Tropic Sprockets / Gunda
By Ian Brockway
If you have ever wanted the experience of being within the mind of a farm animal, “Gunda” by the director Viktor Kossakovsky (and produced by Joaquin Phoenix) is the film for you. This brief voyage is incredibly thorough and detailed and will engage from the start. With gorgeous black and white cinematography, the porcine meanderings initiate a kind of hypnosis. In a zen manner, the viewer travels within and becomes the animal soul.
Gunda is a large mother pig with a litter of piglets. For hour upon hour, her nipples are sought for milk. Feeding time is a frenzy full of screaming, clawing and tumbling. Weariness and fatigue show on Gunda’s face: the mother forever working. Gunda trudges on, resembling a creature of the supernatural. Whole worlds are within her domain.
There is a chicken with one leg, its head large and regal, resembling a portrait by a master painter crested with a crown. Despite the hardship, the chicken moves in a clear direct insistence, one step at a time. Though the chicken’s condition is existential, it is certain and resolute.

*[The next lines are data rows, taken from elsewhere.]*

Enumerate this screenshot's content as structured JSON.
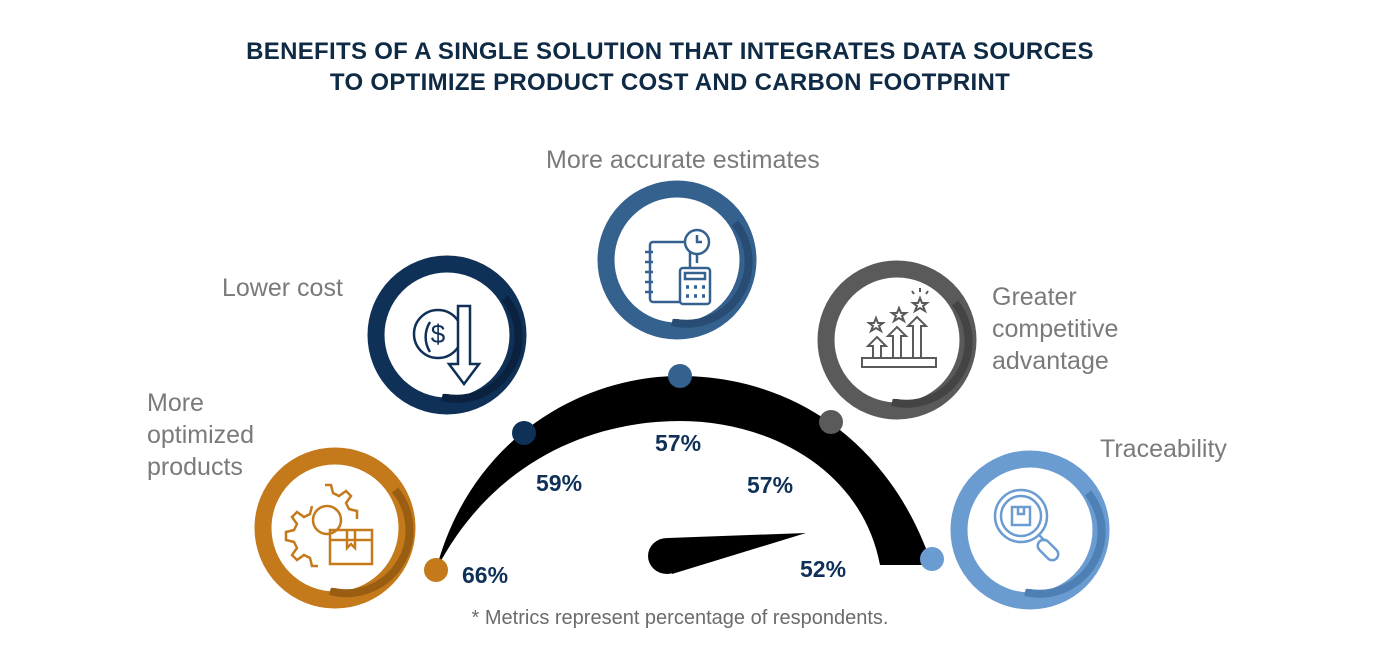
{
  "title": {
    "line1": "BENEFITS OF A SINGLE SOLUTION THAT INTEGRATES DATA SOURCES",
    "line2": "TO OPTIMIZE PRODUCT COST AND CARBON FOOTPRINT"
  },
  "benefits": [
    {
      "label_lines": [
        "More",
        "optimized",
        "products"
      ],
      "value": "66%",
      "color": "#c47a1b",
      "icon": "gear-box-icon"
    },
    {
      "label_lines": [
        "Lower cost"
      ],
      "value": "59%",
      "color": "#0f3057",
      "icon": "dollar-down-icon"
    },
    {
      "label_lines": [
        "More accurate estimates"
      ],
      "value": "57%",
      "color": "#35618f",
      "icon": "notebook-calculator-clock-icon"
    },
    {
      "label_lines": [
        "Greater",
        "competitive",
        "advantage"
      ],
      "value": "57%",
      "color": "#5a5a5a",
      "icon": "stars-arrows-icon"
    },
    {
      "label_lines": [
        "Traceability"
      ],
      "value": "52%",
      "color": "#6a9bd1",
      "icon": "magnifier-box-icon"
    }
  ],
  "footnote": "* Metrics represent percentage of respondents."
}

A herd of cows run in a wild jumble. Perhaps they are given a period of exercise. Perhaps it is a reprieve from a slaughterhouse, or an escape. Their legs churn with enormous emotion, appearing to have so much energy that they seem about to collapse.
Seconds later, the animals stare impassively into the camera.
A farm machine comes into view. Huge rubber wheels crunch the earth. This is also an animal, made of carnivorous rubber and steel. The roaring noise it makes is infinite, greedy and unkind. The machine is a hallmark of humanity, anchored by curious beings who are pink, selfish and all but invisible here.
As the engine dissipates with a sound as black as the earthmover, Gunda circles, before staring down the camera with reproach and then tiredness. With what could almost be thought of as a shrug, the unflappable mom disappears within her home, a single pitch black rectangle.
The main surprise in watching “Gunda,” a deceptively simple, one of a kind film, is the realization that these animals are by no means separate. They are very much part of us and live within.